King has organized several online events to sell merchandise and to highlight local artwork for sale since she had to close the doors at her Douglas Design District store and suspend the seasonal opening of her 2nd Saturday Artisan Market. This is the seventh year for the monthly markets, so she has a good following for the events and a large mailing list to reach people.
Earlier this month, King put on a virtual version of the artisan market. Instead of a block full of booths and live music, she had artists post their items on Facebook and she also posted videos of performances that local musicians created for the event.
Andrew said King’s artisan market drew double the artists and possibly two to three times more traffic than his first virtual Final Friday, judging from online visitors who checked the box as “attending” on Facebook.
“We’re hoping if we pair together, we can have a bigger turnout for this Final Friday,” Andrew said. “One great thing that we both saw through our events so far are artists we don’t normally see at the farmers markets or 2nd Saturdays,” Andrew said. “People who are kind of nervous to invest in going out to an event, with an online event it’s free and they can just get online and do it.”
A collective of Wichita artists known as The Famous Dead Artists pioneered Wichita’s version of the monthly gallery crawls in the late 1990s after similar events popped up in larger cities such as Kansas City.
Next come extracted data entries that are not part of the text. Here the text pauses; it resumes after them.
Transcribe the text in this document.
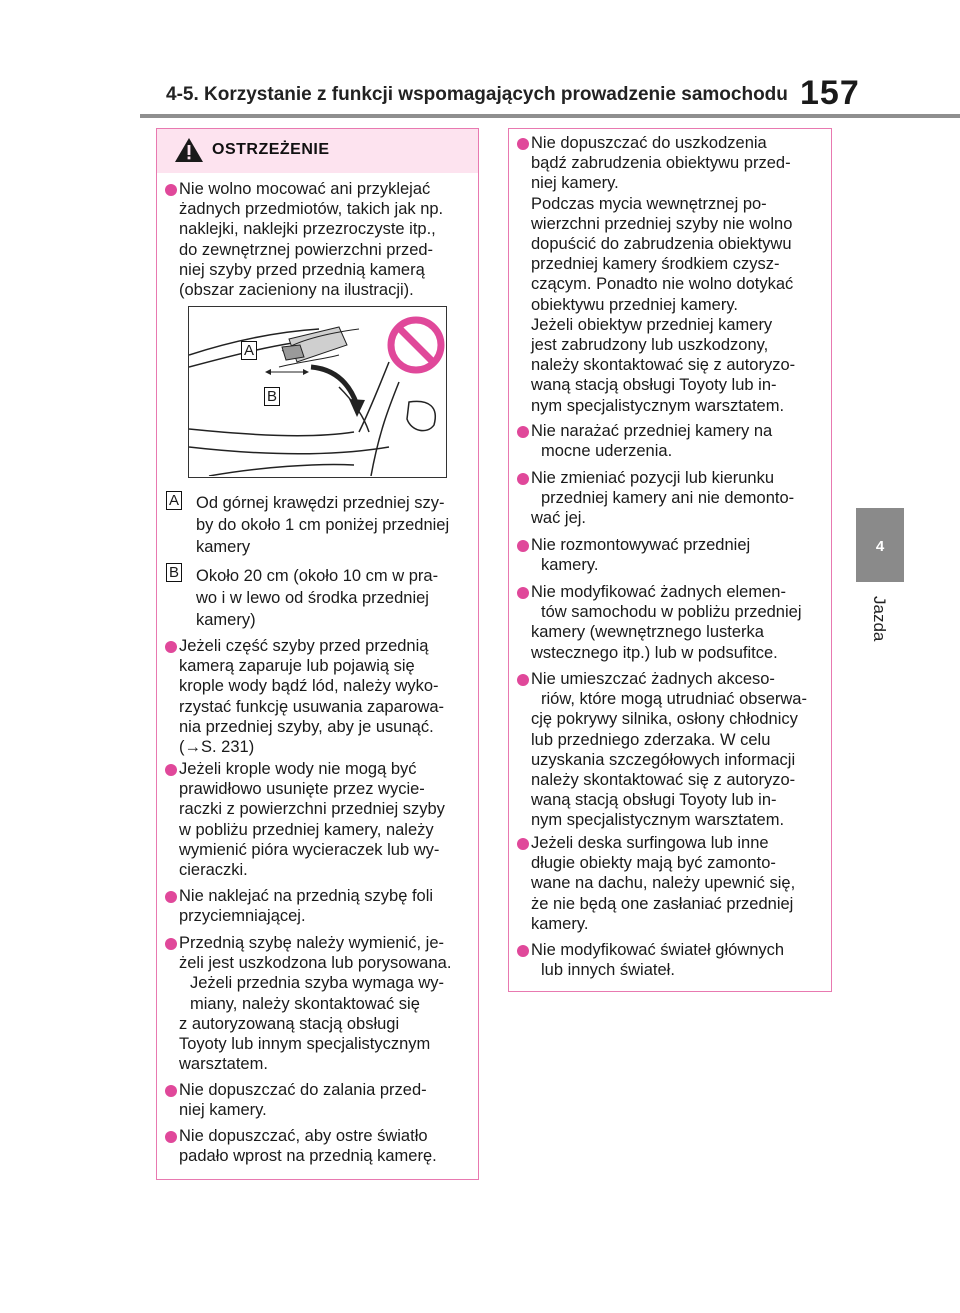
4-5. Korzystanie z funkcji wspomagających prowadzenie samochodu 157
4
Jazda
OSTRZEŻENIE
Nie wolno mocować ani przyklejać
żadnych przedmiotów, takich jak np.
naklejki, naklejki przezroczyste itp.,
do zewnętrznej powierzchni przed-
niej szyby przed przednią kamerą
(obszar zacieniony na ilustracji).
A
B
A Od górnej krawędzi przedniej szy-
by do około 1 cm poniżej przedniej
kamery
B Około 20 cm (około 10 cm w pra-
wo i w lewo od środka przedniej
kamery)
Jeżeli część szyby przed przednią
kamerą zaparuje lub pojawią się
krople wody bądź lód, należy wyko-
rzystać funkcję usuwania zaparowa-
nia przedniej szyby, aby je usunąć.
(→S. 231)
Jeżeli krople wody nie mogą być
prawidłowo usunięte przez wycie-
raczki z powierzchni przedniej szyby
w pobliżu przedniej kamery, należy
wymienić pióra wycieraczek lub wy-
cieraczki.
Nie naklejać na przednią szybę foli
przyciemniającej.
Przednią szybę należy wymienić, je-
żeli jest uszkodzona lub porysowana.
Jeżeli przednia szyba wymaga wy-
miany, należy skontaktować się
z autoryzowaną stacją obsługi
Toyoty lub innym specjalistycznym
warsztatem.
Nie dopuszczać do zalania przed-
niej kamery.
Nie dopuszczać, aby ostre światło
padało wprost na przednią kamerę.
Nie dopuszczać do uszkodzenia
bądź zabrudzenia obiektywu przed-
niej kamery.
Podczas mycia wewnętrznej po-
wierzchni przedniej szyby nie wolno
dopuścić do zabrudzenia obiektywu
przedniej kamery środkiem czysz-
czącym. Ponadto nie wolno dotykać
obiektywu przedniej kamery.
Jeżeli obiektyw przedniej kamery
jest zabrudzony lub uszkodzony,
należy skontaktować się z autoryzo-
waną stacją obsługi Toyoty lub in-
nym specjalistycznym warsztatem.
Nie narażać przedniej kamery na
mocne uderzenia.
Nie zmieniać pozycji lub kierunku
przedniej kamery ani nie demonto-
wać jej.
Nie rozmontowywać przedniej
kamery.
Nie modyfikować żadnych elemen-
tów samochodu w pobliżu przedniej
kamery (wewnętrznego lusterka
wstecznego itp.) lub w podsufitce.
Nie umieszczać żadnych akceso-
riów, które mogą utrudniać obserwa-
cję pokrywy silnika, osłony chłodnicy
lub przedniego zderzaka. W celu
uzyskania szczegółowych informacji
należy skontaktować się z autoryzo-
waną stacją obsługi Toyoty lub in-
nym specjalistycznym warsztatem.
Jeżeli deska surfingowa lub inne
długie obiekty mają być zamonto-
wane na dachu, należy upewnić się,
że nie będą one zasłaniać przedniej
kamery.
Nie modyfikować świateł głównych
lub innych świateł.
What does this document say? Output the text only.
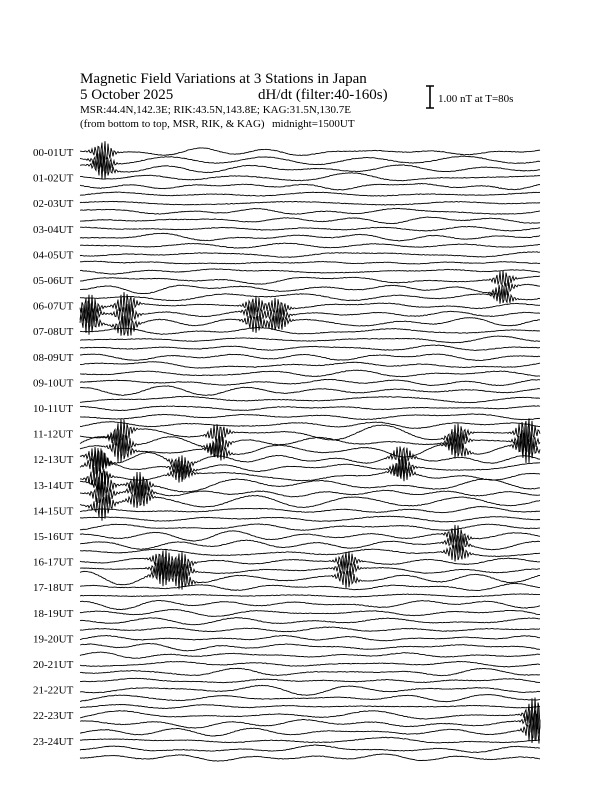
Magnetic Field Variations at 3 Stations in Japan
5 October 2025	dH/dt (filter:40-160s)
MSR:44.4N,142.3E; RIK:43.5N,143.8E; KAG:31.5N,130.7E
(from bottom to top, MSR, RIK, & KAG) midnight=1500UT
1.00 nT at T=80s
00-01UT
01-02UT
02-03UT
03-04UT
04-05UT
05-06UT
06-07UT
07-08UT
08-09UT
09-10UT
10-11UT
11-12UT
12-13UT
13-14UT
14-15UT
15-16UT
16-17UT
17-18UT
18-19UT
19-20UT
20-21UT
21-22UT
22-23UT
23-24UT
They started as a night for visual artists to keep their studios open later than usual to give the public time to stop in for a casual tour and to get to know local artists.
In the past decade, Final Friday became a mainstream cultural event for Wichitans as the event widened its scope. You can find a number of non-traditional art venues across Wichita participating along with the city’s galleries and museums. Restaurants, bars, breweries, retail shops and office buildings have been among the places that often use the monthly art crawl as the opening of a new exhibition.
Performance artists also started to time street performances with the monthly events, including musicians and Phlox, a local group of fire performers. In Fall 2019, the art crawl moved from Final Friday to First Friday, though not all businesses shifted their timing.